Hawke's Bay is a step away from becoming a rock-star regional economy after a new report claimed the region was "knocking on the door" of attaining a five-star rating.
The Latest ASB Regional Economic Scoreboard report rated Hawke's Bay as having a four-star economy - the nation's sixth best. However, with the region topping the house price growth stakes nationwide and strong retail growth over the last quarter of 2017, it indicated there could be even better things to come.
The report showed that house sales (up 15.7 per cent), retail sales (up 4.4 per cent to $581 million for the year.) and new car sales (up 14 per cent) were all strong over the last quarter of 2017.
"All up, it's a strong quarter for the region and leaves the Bay knocking on the door of a five-star rating and with the region's main industries firing, we expect the good
times to keep rolling over 2018," ASB rural economist Nathan Penny said.
Speaking to Hawke's Bay Today, Mr Penny said there were already signs the regional economy could be about to go up another level.
"Hawke's Bay's on a solid run. I guess it's about comparisons, how it's going compared to some of those other economies that have got those five stars - the likes of Otago, which in this case is essentially code for Queenstown, and places like Nelson and Tasman.
"Probably the thing that stands out is the labour market is not growing as fast as it is in those regions. So, we'd probably need to see a little bit more jobs growth - there are hints that may be coming."
Construction levels were up three per cent and Mr Penny said one point that could push the economy up another level would be how the region's strong construction industry translated into job creation.
"That's one that has been driving job creation in some of those other [five-star-rated] places."
Horticulture was also going well, and had the potential for jobs growth over the first quarter of this year, he said.
Hastings District Council economic development and urban affairs committee chairman Damon Harvey said there were many positives.
"If we can ensure the horticulture and viticulture sectors can get their fruit harvested despite a labour shortage, then this will point towards an ongoing strengthening.

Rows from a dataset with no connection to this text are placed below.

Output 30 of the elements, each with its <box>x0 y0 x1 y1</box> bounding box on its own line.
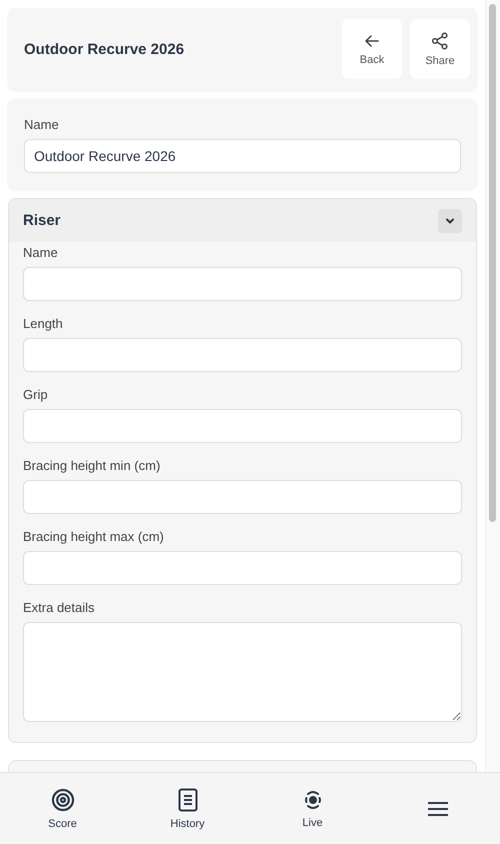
text-input[interactable] <box>23 267 462 301</box>
name-input[interactable]: Outdoor Recurve 2026 <box>24 139 461 173</box>
text-input[interactable] <box>23 409 462 443</box>
field-label: Length <box>23 316 64 331</box>
field-label: Bracing height min (cm) <box>23 458 162 473</box>
details-textarea[interactable] <box>23 622 462 722</box>
chevron-down-icon[interactable] <box>438 208 462 232</box>
field-label: Name <box>23 245 59 260</box>
target-icon <box>50 788 74 812</box>
field-label: Name <box>24 117 60 132</box>
clipboard-icon <box>178 788 198 812</box>
text-input[interactable] <box>23 480 462 514</box>
section-title: Riser <box>23 212 61 229</box>
section-header[interactable]: Riser <box>9 199 476 242</box>
text-input[interactable] <box>23 338 462 372</box>
share-icon <box>431 32 449 50</box>
broadcast-icon <box>302 788 322 810</box>
text-input[interactable] <box>23 551 462 585</box>
field-label: Extra details <box>23 600 96 615</box>
menu-icon <box>426 800 448 816</box>
field-label: Bracing height max (cm) <box>23 529 165 544</box>
share-button[interactable]: Share <box>410 19 470 79</box>
nav-tab[interactable]: History <box>125 773 250 844</box>
arrow-left-icon <box>364 32 380 48</box>
back-button[interactable]: Back <box>342 19 402 79</box>
page-title: Outdoor Recurve 2026 <box>24 40 184 58</box>
field-label: Grip <box>23 387 49 402</box>
nav-tab[interactable]: Live <box>250 773 375 844</box>
nav-tab[interactable]: Score <box>0 773 125 844</box>
scrollbar[interactable] <box>485 0 500 772</box>
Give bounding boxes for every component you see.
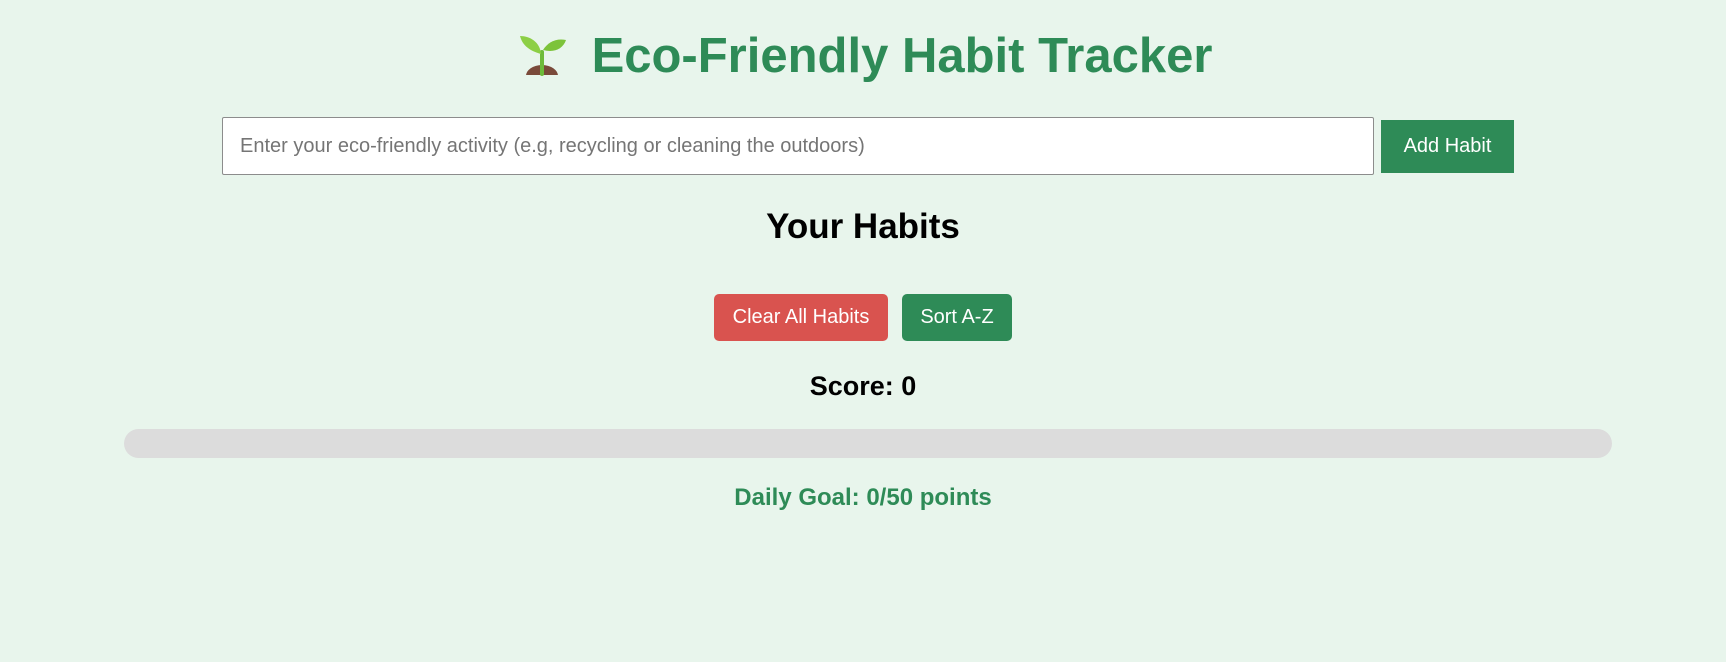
habits-heading: Your Habits — [766, 207, 960, 246]
daily-goal: Daily Goal: 0/50 points — [734, 484, 992, 511]
habit-input[interactable] — [222, 117, 1374, 175]
page-title: Eco-Friendly Habit Tracker — [591, 29, 1213, 83]
clear-all-habits-button[interactable]: Clear All Habits — [714, 294, 888, 341]
add-habit-button[interactable]: Add Habit — [1381, 119, 1514, 173]
sort-az-button[interactable]: Sort A-Z — [902, 294, 1012, 341]
habit-form: Add Habit — [222, 117, 1514, 175]
habit-actions: Clear All Habits Sort A-Z — [0, 294, 1726, 341]
app-header: Eco-Friendly Habit Tracker — [0, 26, 1726, 86]
seedling-icon — [519, 36, 566, 84]
progress-bar — [124, 429, 1612, 458]
score-display: Score: 0 — [809, 371, 917, 401]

"New housing sites that have all been sold in Frimley are soon to be ready to build on and in the hands of builders, so that will also boost the Hastings economy.

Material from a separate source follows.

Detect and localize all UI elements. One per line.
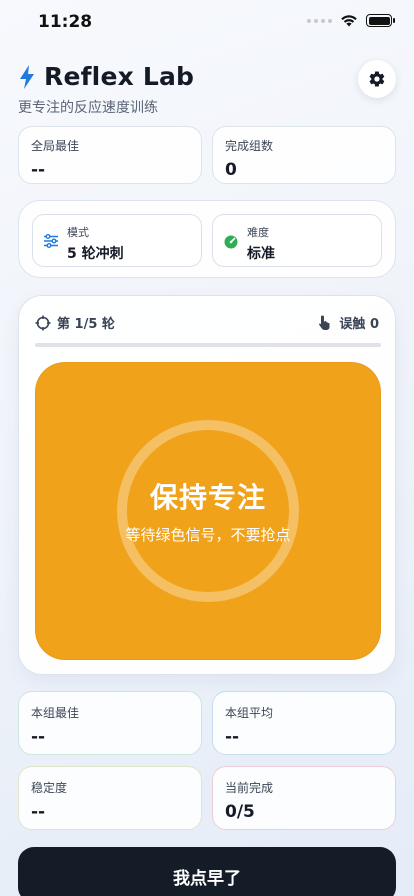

"Furthermore, Hawke's Bay has the carrot being dangled in front of it with the Government's Provincial Growth Fund opportunity."
Hawke's Bay Chamber of Commerce chief executive Wayne Walford said an increase in service and education would be the key indicators that moved Hawke's Bay from a simmering economy to a "steaming" economy.
"Hawke's Bay's general economic optimism breeds its own success.
"The perceived success of many organisations across a wide range of industries has led to the ideal that 'Hawke's Bay is worth investing in'. That in turn leads to a general confidence amongst second-tier companies. Such confidence breeds economic success."
Mr Walford said the primary sector was the region's "golden goose" , the improved performance of which was the result of investments in education and service.
"Making sure we have businesses that are well-tuned, providing the best products the market requires, will increase our attractiveness to businesses and skilled people and move Hawke's Bay to a five-star economy. "
Napier City Business Inc manager Zoe Barnes said there was a continuing trend in Napier CBD, with the hospitality and accommodation sectors both reporting strong increases for "some months now".
"This is not a trend that looks likely to halt anytime soon.
"This uplift in spend in the food and beverage space is a trend that has been seen worldwide and Napier CBD is rising to the occasion with new cafes and restaurants opening regularly.
"As town centres move towards becoming 'experience centres' this is an industry we need to continue to look after and grow."